SİYASET SANATI
SİYASET SANATI
Siyaset, kimilerine göre bir sanat, kimilerine göre bir bilim, kimilerine göre menfaatler çatışması, kimilerine göre kesinlikle ilgi duyulmaması gereken boş bir meşguliyet…
Herkesin baktığı, durduğu yere göre siyasetin tanımlandığı bu liste uzayıp gider.
Bendeniz bu konudaki bakış açımı ve fikirlerimi yine bu köşemde “Siyaseti Neden Sevmiyorum” başlıklı bir yazımda ifade etmiştim. O yüzden tekrara gerek görmüyorum. Merak edenler aşağıdaki bağlantıdan okuyabilirler.
Siyaseti, “aynı şeyi adamına göre farklı anlatarak inandırmak, nabza göre şerbet vermek sanatı” olarak anlatan aşağıdaki örnek gerçekten ilgi çekici.
Okuduğumda bana bir zamanların reyting rekortmeni Kurtlar Vadisi dizisindeki “Tozcu Yaşar” karakterini hatırlattı nedense. Buyurun okuyun, size de aynı karakteri hatırlatacağını tahmin ediyorum.
“Bir Rus Yahudisi İsrail’e göç müsadesi alır.
Çıkışta Ruslar bagajını kontrol ederken elbiseleri arasında Lenin’in büstünü bulurlar, sorarlar:
– Bu nedir?
Yahudi: Bu nedir değil, bu kimdir diye sormanız gerekirdi…
Bu Lenin’dir, sosyalizmin temellerini atan, Rus halkına iyilikler getiren..
Ben de bunu bereketli günlerin hatırası için yanıma aldım.
-Tamam der Ruslar, bırakır ve geçer.
Tel Aviv havaalanında gümrük memurları büstü görür ve sorar :
– Bu nedir ?
Yahudi : Bu nedir değil, bu kimdir diye sormanız gerekirdi…
Bu Lenin’dir.

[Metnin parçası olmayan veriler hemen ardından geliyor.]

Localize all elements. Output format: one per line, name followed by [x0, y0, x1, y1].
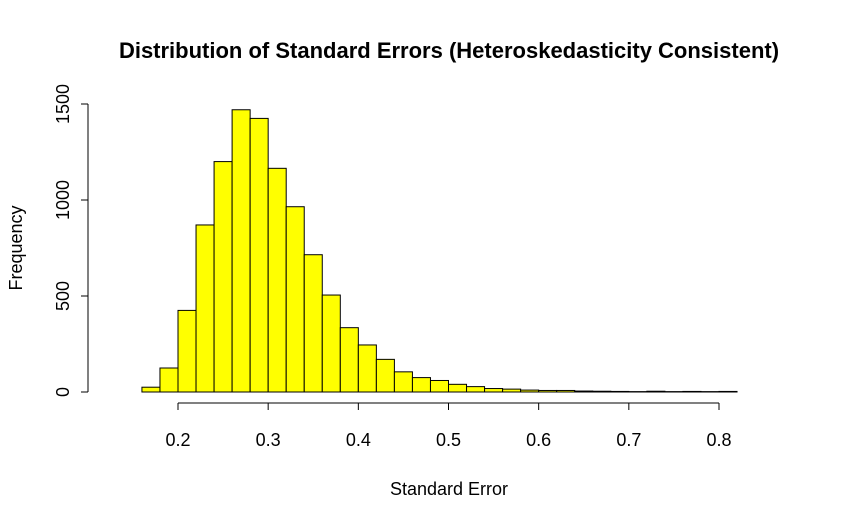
histogram-bar [142, 387, 160, 392]
histogram-bar [178, 310, 196, 392]
histogram-bar [430, 380, 448, 392]
histogram-bar [286, 207, 304, 392]
x-tick-label: 0.6 [526, 430, 551, 450]
histogram-bar [503, 389, 521, 392]
x-axis: 0.2 0.3 0.4 0.5 0.6 0.7 0.8 [165, 403, 731, 450]
histogram-bar [683, 391, 701, 392]
x-tick-label: 0.3 [256, 430, 281, 450]
histogram-bar [358, 345, 376, 392]
histogram-bar [449, 384, 467, 392]
x-tick-label: 0.2 [165, 430, 190, 450]
histogram-bar [539, 390, 557, 392]
histogram-bar [611, 391, 629, 392]
chart-title: Distribution of Standard Errors (Heteros… [119, 38, 779, 63]
histogram-bar [647, 391, 665, 392]
y-axis: 0 500 1000 1500 [53, 84, 88, 397]
x-tick-label: 0.5 [436, 430, 461, 450]
histogram-bar [304, 255, 322, 392]
histogram-bar [485, 389, 503, 392]
histogram-bar [521, 390, 539, 392]
histogram-bar [575, 391, 593, 392]
histogram-bar [719, 391, 737, 392]
histogram-bar [376, 359, 394, 392]
histogram-bar [196, 225, 214, 392]
y-tick-label: 500 [53, 281, 73, 311]
bars-group [142, 110, 737, 392]
y-axis-label: Frequency [6, 205, 26, 290]
x-axis-label: Standard Error [390, 479, 508, 499]
histogram-bar [394, 372, 412, 392]
y-tick-label: 0 [53, 387, 73, 397]
histogram-bar [214, 162, 232, 392]
histogram-bar [557, 390, 575, 392]
histogram-bar [340, 328, 358, 392]
x-tick-label: 0.7 [616, 430, 641, 450]
histogram-bar [467, 387, 485, 392]
histogram-bar [593, 391, 611, 392]
y-tick-label: 1000 [53, 180, 73, 220]
histogram-bar [412, 378, 430, 392]
histogram-bar [160, 368, 178, 392]
histogram-bar [232, 110, 250, 392]
x-tick-label: 0.8 [706, 430, 731, 450]
y-tick-label: 1500 [53, 84, 73, 124]
histogram-bar [250, 118, 268, 392]
histogram-bar [268, 168, 286, 392]
histogram-bar [322, 295, 340, 392]
x-tick-label: 0.4 [346, 430, 371, 450]
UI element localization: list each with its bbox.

Bu deli cani yüzünden Rusya’yı terk etmek zorunda kaldım!
Yanıma aldım ki her gün bakıp lanet okuyayım!
-Tamam, bırakırlar ve geçer…
-Adam evine gider, büstü büfenin üstüne koyar, gelişi sebebiyle akrabalarına davet verir.
Yeğenlerden biri sorar :
-Bu kimdir ?
Yahudi cevap verir :
-Bu kimdir değil, bu nedir diye sorman gerekirdi…
Cevap olarak da, on kilogram yirmi dört ayar altın, vergisiz, gümrüksüz, KDVsiz der.”
İşte siyaset, bu anektodta anlatıldığı kadarıyla, aynı şeyi adamına göre farklı anlatarak inandırmak, nabza göre şerbet vermek sanatıdır.